Personal information
- Date of birth: 26 December 1975 (age 49)
- Place of birth: Hull, England
- Position(s): Forward

Team information
- Current team: Hull United

Senior career*
- Years: Team / Apps / (Gls)
- 1994–1996: Coventry City / 1 / (0)
- 1995: → Swansea City (loan) / 4 / (0)
- 1996: → Wigan Athletic (loan) / 10 / (1)
- 1996–1998: Cambridge United / 63 / (12)
- 1997: → Rushden & Diamonds (loan) / 5 / (3)
- 1998–1999: Stevenage Borough
- 1999: Doncaster Rovers / 11 / (1)
- –: Goole
- –: Scarborough
- –: Hinckley United
- –: Brigg Town
- –: North Ferriby United
- –: Denaby United
- –: Hall Road Rangers
- 2010: Scarborough Athletic
- 2010–: Hall Road Rangers
- 2014–: Hull United

= Jamie Barnwell-Edinboro =

English footballer (born 1975)

Jamie Barnwell-Edinboro (born 26 December 1975), also known as Jamie Barnwell, is an English footballer who played in the Premier League for Coventry City and in the Football League for Swansea City, Wigan Athletic and Cambridge United. He played as a forward.
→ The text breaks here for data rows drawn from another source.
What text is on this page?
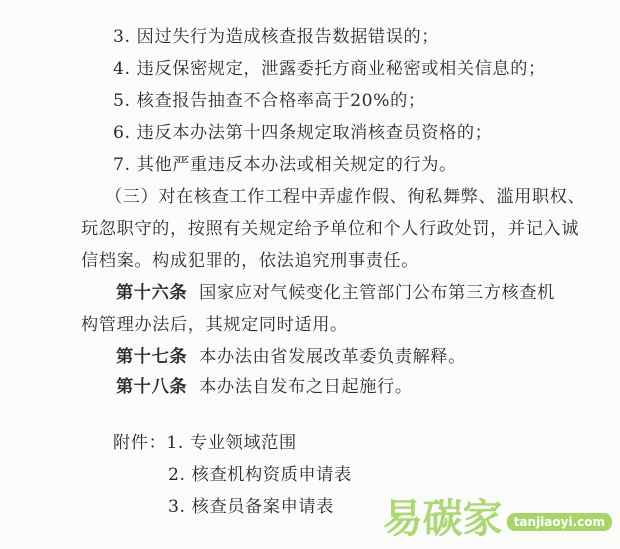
3. 因过失行为造成核查报告数据错误的；
4. 违反保密规定，泄露委托方商业秘密或相关信息的；
5. 核查报告抽查不合格率高于20%的；
6. 违反本办法第十四条规定取消核查员资格的；
7. 其他严重违反本办法或相关规定的行为。
（三）对在核查工作工程中弄虚作假、徇私舞弊、滥用职权、
玩忽职守的，按照有关规定给予单位和个人行政处罚，并记入诚
信档案。构成犯罪的，依法追究刑事责任。
第十六条 国家应对气候变化主管部门公布第三方核查机
构管理办法后，其规定同时适用。
第十七条 本办法由省发展改革委负责解释。
第十八条 本办法自发布之日起施行。
附件：1. 专业领域范围
2. 核查机构资质申请表
3. 核查员备案申请表 易碳家 tanjiaoyi.com
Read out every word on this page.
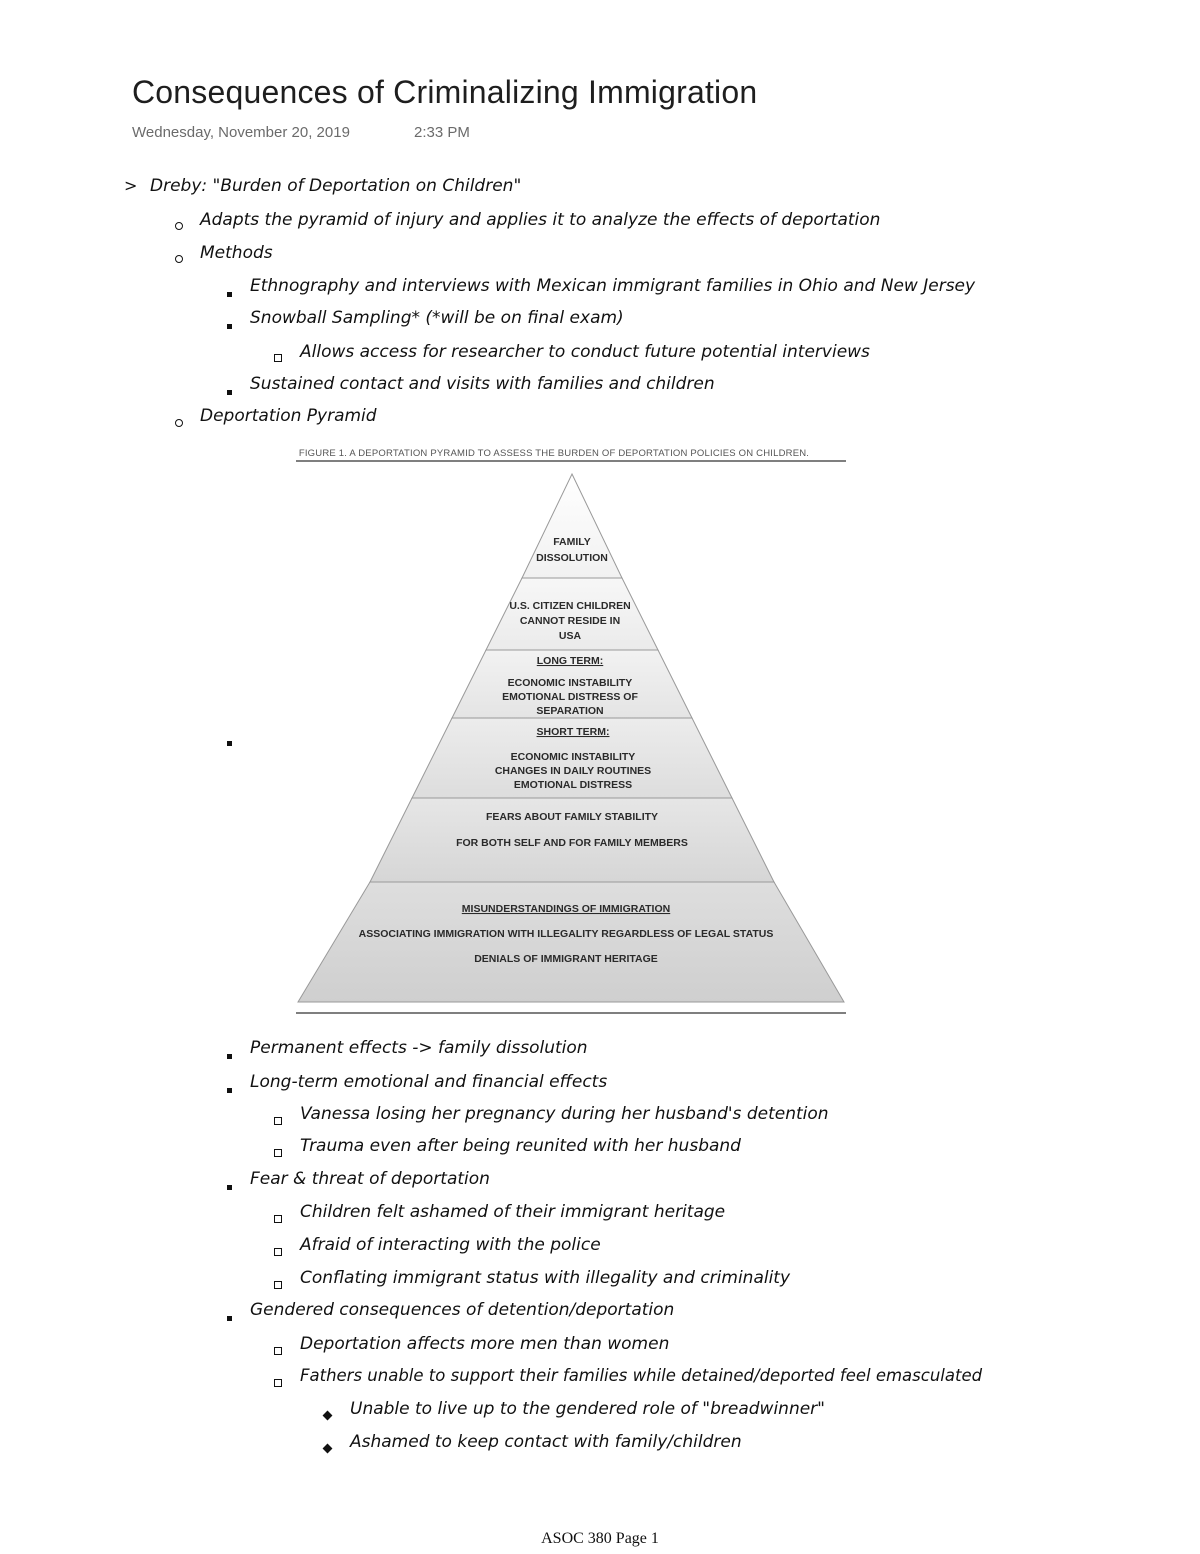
Consequences of Criminalizing Immigration
Wednesday, November 20, 2019	2:33 PM
> Dreby: "Burden of Deportation on Children"
Adapts the pyramid of injury and applies it to analyze the effects of deportation
Methods
Ethnography and interviews with Mexican immigrant families in Ohio and New Jersey
Snowball Sampling* (*will be on final exam)
Allows access for researcher to conduct future potential interviews
Sustained contact and visits with families and children
Deportation Pyramid
FIGURE 1. A DEPORTATION PYRAMID TO ASSESS THE BURDEN OF DEPORTATION POLICIES ON CHILDREN.
FAMILY
DISSOLUTION
U.S. CITIZEN CHILDREN
CANNOT RESIDE IN
USA
LONG TERM:
ECONOMIC INSTABILITY
EMOTIONAL DISTRESS OF
SEPARATION
SHORT TERM:
ECONOMIC INSTABILITY
CHANGES IN DAILY ROUTINES
EMOTIONAL DISTRESS
FEARS ABOUT FAMILY STABILITY
FOR BOTH SELF AND FOR FAMILY MEMBERS
MISUNDERSTANDINGS OF IMMIGRATION
ASSOCIATING IMMIGRATION WITH ILLEGALITY REGARDLESS OF LEGAL STATUS
DENIALS OF IMMIGRANT HERITAGE
Permanent effects -> family dissolution
Long-term emotional and financial effects
Vanessa losing her pregnancy during her husband's detention
Trauma even after being reunited with her husband
Fear & threat of deportation
Children felt ashamed of their immigrant heritage
Afraid of interacting with the police
Conflating immigrant status with illegality and criminality
Gendered consequences of detention/deportation
Deportation affects more men than women
Fathers unable to support their families while detained/deported feel emasculated
Unable to live up to the gendered role of "breadwinner"
Ashamed to keep contact with family/children
ASOC 380 Page 1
He went on to play for a number of non-League football clubs, most recently for Hall Road Rangers whom he rejoined in October 2010. He now is one of the leading coaches at Bishop Burton College, mainly taking the Men's 1st Team while assisting Andy Norfolk (non-league legend) in the Men's Academy.